Нинка откинулась на сиденье, облизала губы.
– Ну и правильно, раз с ребенком, – сказала она уверенно. – А мужика-то своего она хоть любит?
– Говорю – урод она какой-то, – с раздражением сказала Таня. – Ничего я в них не пойму. Вместе живут, а радости нет.

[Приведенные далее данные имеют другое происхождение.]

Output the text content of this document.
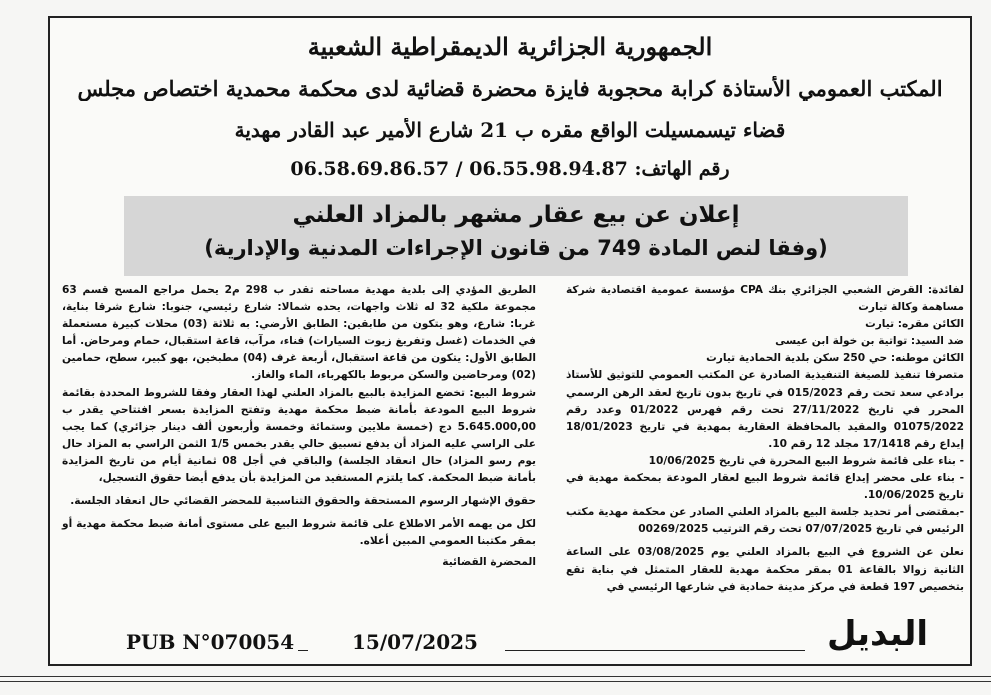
الجمهورية الجزائرية الديمقراطية الشعبية
المكتب العمومي الأستاذة كرابة محجوبة فايزة محضرة قضائية لدى محكمة محمدية اختصاص مجلس
قضاء تيسمسيلت الواقع مقره ب 21 شارع الأمير عبد القادر مهدية
رقم الهاتف: 06.55.98.94.87 / 06.58.69.86.57
إعلان عن بيع عقار مشهر بالمزاد العلني
(وفقا لنص المادة 749 من قانون الإجراءات المدنية والإدارية)

لفائدة: القرض الشعبي الجزائري بنك CPA مؤسسة عمومية اقتصادية شركة مساهمة وكالة تيارت

الكائن مقره: تيارت

ضد السيد: تواتية بن خولة ابن عيسى

الكائن موطنه: حي 250 سكن بلدية الحمادية تيارت

متصرفا تنفيذ للصيغة التنفيذية الصادرة عن المكتب العمومي للتوثيق للأستاذ برادعي سعد تحت رقم 015/2023 في تاريخ بدون تاريخ لعقد الرهن الرسمي المحرر في تاريخ 27/11/2022 تحت رقم فهرس 01/2022 وعدد رقم 01075/2022 والمقيد بالمحافظة العقارية بمهدية في تاريخ 18/01/2023 إيداع رقم 17/1418 مجلد 12 رقم 10.

- بناء على قائمة شروط البيع المحررة في تاريخ 10/06/2025

- بناء على محضر إيداع قائمة شروط البيع لعقار المودعة بمحكمة مهدية في تاريخ 10/06/2025.

-بمقتضى أمر تحديد جلسة البيع بالمزاد العلني الصادر عن محكمة مهدية مكتب الرئيس في تاريخ 07/07/2025 تحت رقم الترتيب 00269/2025

نعلن عن الشروع في البيع بالمزاد العلني يوم 03/08/2025 على الساعة الثانية زوالا بالقاعة 01 بمقر محكمة مهدية للعقار المتمثل في بناية تقع بتخصيص 197 قطعة في مركز مدينة حمادية في شارعها الرئيسي في

الطريق المؤدي إلى بلدية مهدية مساحته تقدر ب 298 م2 يحمل مراجع المسح قسم 63 مجموعة ملكية 32 له ثلاث واجهات، يحده شمالا: شارع رئيسي، جنوبا: شارع شرقا بناية، غربا: شارع، وهو يتكون من طابقين: الطابق الأرضي: به ثلاثة (03) محلات كبيرة مستعملة في الخدمات (غسل وتفريغ زيوت السيارات) فناء، مرآب، قاعة استقبال، حمام ومرحاض. أما الطابق الأول: يتكون من قاعة استقبال، أربعة غرف (04) مطبخين، بهو كبير، سطح، حمامين (02) ومرحاضين والسكن مربوط بالكهرباء، الماء والغاز.

شروط البيع: تخضع المزايدة بالبيع بالمزاد العلني لهذا العقار وفقا للشروط المحددة بقائمة شروط البيع المودعة بأمانة ضبط محكمة مهدية وتفتح المزايدة بسعر افتتاحي يقدر ب 5.645.000,00 دج (خمسة ملايين وستمائة وخمسة وأربعون ألف دينار جزائري) كما يجب على الراسي عليه المزاد أن يدفع تسبيق حالي يقدر بخمس 1/5 الثمن الراسي به المزاد حال يوم رسو المزاد) حال انعقاد الجلسة) والباقي في أجل 08 ثمانية أيام من تاريخ المزايدة بأمانة ضبط المحكمة. كما يلتزم المستفيد من المزايدة بأن يدفع أيضا حقوق التسجيل،

حقوق الإشهار الرسوم المستحقة والحقوق التناسبية للمحضر القضائي حال انعقاد الجلسة.

لكل من يهمه الأمر الاطلاع على قائمة شروط البيع على مستوى أمانة ضبط محكمة مهدية أو بمقر مكتبنا العمومي المبين أعلاه.

المحضرة القضائية
البديل
15/07/2025
PUB N°070054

Она отодвинула креманку с недоеденным мороженым и взглянула на подругу. У Нинки было круглое добродушное лицо с редкими крупными веснушками на носу, по форме напоминающем картошку.
– И моя мать, значит, урод, – вздохнула Нинка. – Я доем? – спросила она, придвигая к себе Танину креманку.
– Как хочешь, – равнодушно сказала Таня.
Нинка быстро доела подтаявшее мороженое, облизала ложку и задумчиво сказала:
– Знаешь, я все о будущем думаю. Ведь последний год учимся, а потом…
– Суп с котом, – усмехнулась Таня.
– Не все ли равно. Ты куда после школы собираешься?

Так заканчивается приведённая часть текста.